Economics and Genetic Technology Transfer | Research & Encyclopedia Articles

Economics and Genetic Technology Transfer

Technology transfer involves the discloser and exchange of information about a discovery or an invention. This discloser could be in the form of presentation at professional or technical conferences, publication in professional magazines or books, deposition of data in accessible databases, and through patenting. Other forms of technology transfer that involves economic and industrial interests include consulting, exchange programs, training and workshops, and especially licensing.
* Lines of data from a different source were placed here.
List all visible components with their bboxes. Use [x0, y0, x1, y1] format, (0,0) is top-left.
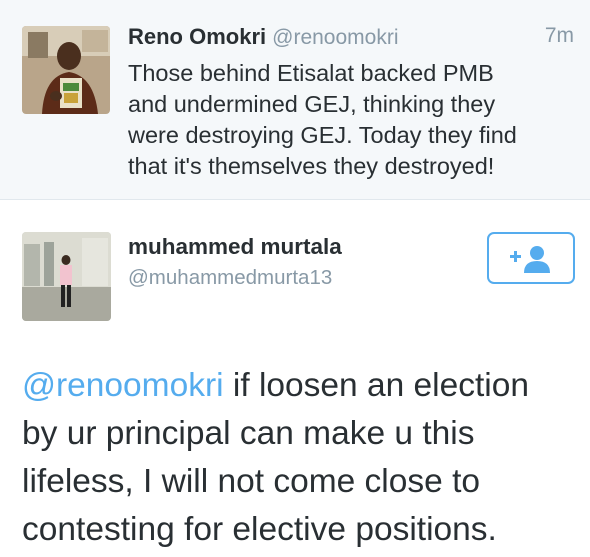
avatar-photo-icon	[22, 232, 111, 321]
parent-author-name[interactable]: Reno Omokri	[128, 24, 266, 49]
main-text-line: by ur principal can make u this	[22, 415, 475, 452]
main-avatar[interactable]	[22, 232, 111, 321]
mention-link[interactable]: @renoomokri	[22, 367, 224, 404]
main-text-line: contesting for elective positions.	[22, 511, 497, 548]
main-text-line: @renoomokri if loosen an election	[22, 362, 582, 410]
main-tweet: muhammed murtala @muhammedmurta13 @renoo…	[0, 200, 590, 557]
main-text-line: lifeless, I will not come close to	[22, 463, 481, 500]
parent-timestamp[interactable]: 7m	[545, 24, 574, 48]
main-tweet-text: @renoomokri if loosen an election by ur …	[22, 362, 582, 554]
main-text-fragment: if loosen an election	[223, 367, 530, 404]
parent-text-line: were destroying GEJ. Today they find	[128, 122, 517, 148]
parent-text-line: Those behind Etisalat backed PMB	[128, 60, 494, 86]
main-author-name[interactable]: muhammed murtala	[128, 234, 342, 260]
parent-avatar[interactable]	[22, 26, 110, 114]
parent-text-line: and undermined GEJ, thinking they	[128, 91, 496, 117]
main-author-handle[interactable]: @muhammedmurta13	[128, 266, 332, 290]
parent-tweet[interactable]: Reno Omokri @renoomokri 7m Those behind E…	[0, 0, 590, 200]
parent-text-line: that it's themselves they destroyed!	[128, 153, 495, 179]
parent-tweet-header: Reno Omokri @renoomokri 7m	[128, 24, 576, 54]
add-user-icon	[510, 246, 550, 273]
follow-button[interactable]	[487, 232, 575, 284]
avatar-photo-icon	[22, 26, 110, 114]
parent-tweet-text: Those behind Etisalat backed PMB and und…	[128, 58, 578, 182]
parent-author-handle[interactable]: @renoomokri	[272, 26, 398, 49]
The acknowledgement of the intellectual property of the holder of proprietary information and the respect of the economic interests of the inventor of discoveries that could be developed commercially is at the center of all technology transfer mechanisms.

Collegial exchange information, techniques and programs during conferences, seminars and through publications is the most popular way of technology transfer. The published information is usually intended for the scientific community but is also accessible to the general public. Researchers usually take care to avoid the premature disclosure of data that may be subject to patent application and to give full credit to all collaborators who contributed to the discoveries that are made public. Organization of workshops and special training is another form of technology transfer. Collaboration between research laboratories or between a laboratory and an industrial party could be established such that consulting personal could for example provide services that amount to transfer of technology and may lead to new inventions. These collaborations are usually regulated by special contracts that outline the contributions and benefits of each party and may or may not involve joint financial funding of a project. Collaborations between academic laboratories are usually managed by less formal rules but the guidelines are very clear about the respect of intellectual property and guidelines are very rigorous.

Patenting is a special form of technology transfer where new discoveries and inventions are made public through a special process that allows the protection of an invention from commercial competition. An inventor who makes a discovery that is shown to be new, not obvious and with useful application can be awarded a patent. The agency responsible for granting patents in the US is the Patent and Trademark Office (PTO). The inventor is asked to provide sufficient details about the invention so that all claims about novelty and usefulness can be verified. The patent files are later made public and the inventor is granted a time-limited monopoly to commercially exploit the invention. Being awarded a patent, the inventor can either proceed to the production and commercialization of a product or service, or develop licensing agreements with industries, government agencies and academia for the development and use of the invention. The patent system has been very good in helping to develop discoveries into therapeutic and diagnostic tools and useful products in industry. This system has helped to stimulate a drive for invention and encouraged risk-taking and investments in research and development.

In genetic research, the importance of the economic aspects in technology transfer issues could easily be appreciated by the impact they had on debates and discussions during the progress of the human genome project. The first disagreements inside the Human Genome Project (HGP), which led to the resignation of James Watson, the first director of the National Center for Human Genome Research (NCHGR), were about the patenting of partial human genes called ESTs. The issue of patenting these gene pieces also led to the resignation of Craig Venter, the researcher who developed methods to find these ESTs, from NIH. The arguments of those who supported a private sector led exploitation of the sequence information derived from the genome project, essentially were that patent law at present recognizes the patentability of DNA sequences. The sequence information will be increasingly important in the future drug discovery process, diagnostics and therapy, as well as the production of novel industrial products. Furthermore in the conventional drug discovery process, pharmacologically active molecules that are based on naturally occurring substances could be patented. This is because these active molecules are being identified, purified and shown to be effective in curing disease. The sequencing of DNA is by analogy considered a purification step and would therefore warrant the reward of a patent even though the DNA is a natural part of the body. But as Martin Bobrow and Sandy Thomas argued in the issue of the scientific journal Nature that published the draft human genome map and sequence, the value of the DNA molecule "resides in its information content" rather than in the substance. In other words, when it comes to DNA it is the sequence information that has natural value not the object. It should therefore be argued that this "naturally occurring" information should not be patented.

The expansion of genetic information data has prompted interest in the commercial exploitation of these data by building databases and granting access only to subscribers who are willing to pay licensing fees. This business model, which is adopted by, among others, Celera Genomics, the private company that competed with the HGP on completing the sequence of the human genome, is more like the business model of news agencies where the service provider should always stay one step ahead of competition in order to provide valuable information and retain subscribers. This approach is to be distinguished from conventional business models adopted by most biopharmaceutical companies, which chose the drug-discovery approach to generate future benefits from genetic research. These companies rely heavily on the acquisition and protection of intellectual property rights. Identifying drug targets and obtaining patents are important steps for these companies to succeed. The expansion in genetic research has considerably facilitated the step of identifying drug targets. It is estimated that the pharmaceutical and biotechnology industries will be dealing with at least 10 000 drug targets in the near future. This is to be compared with several hundreds targets that kept these industries busy for most of the twentieth century.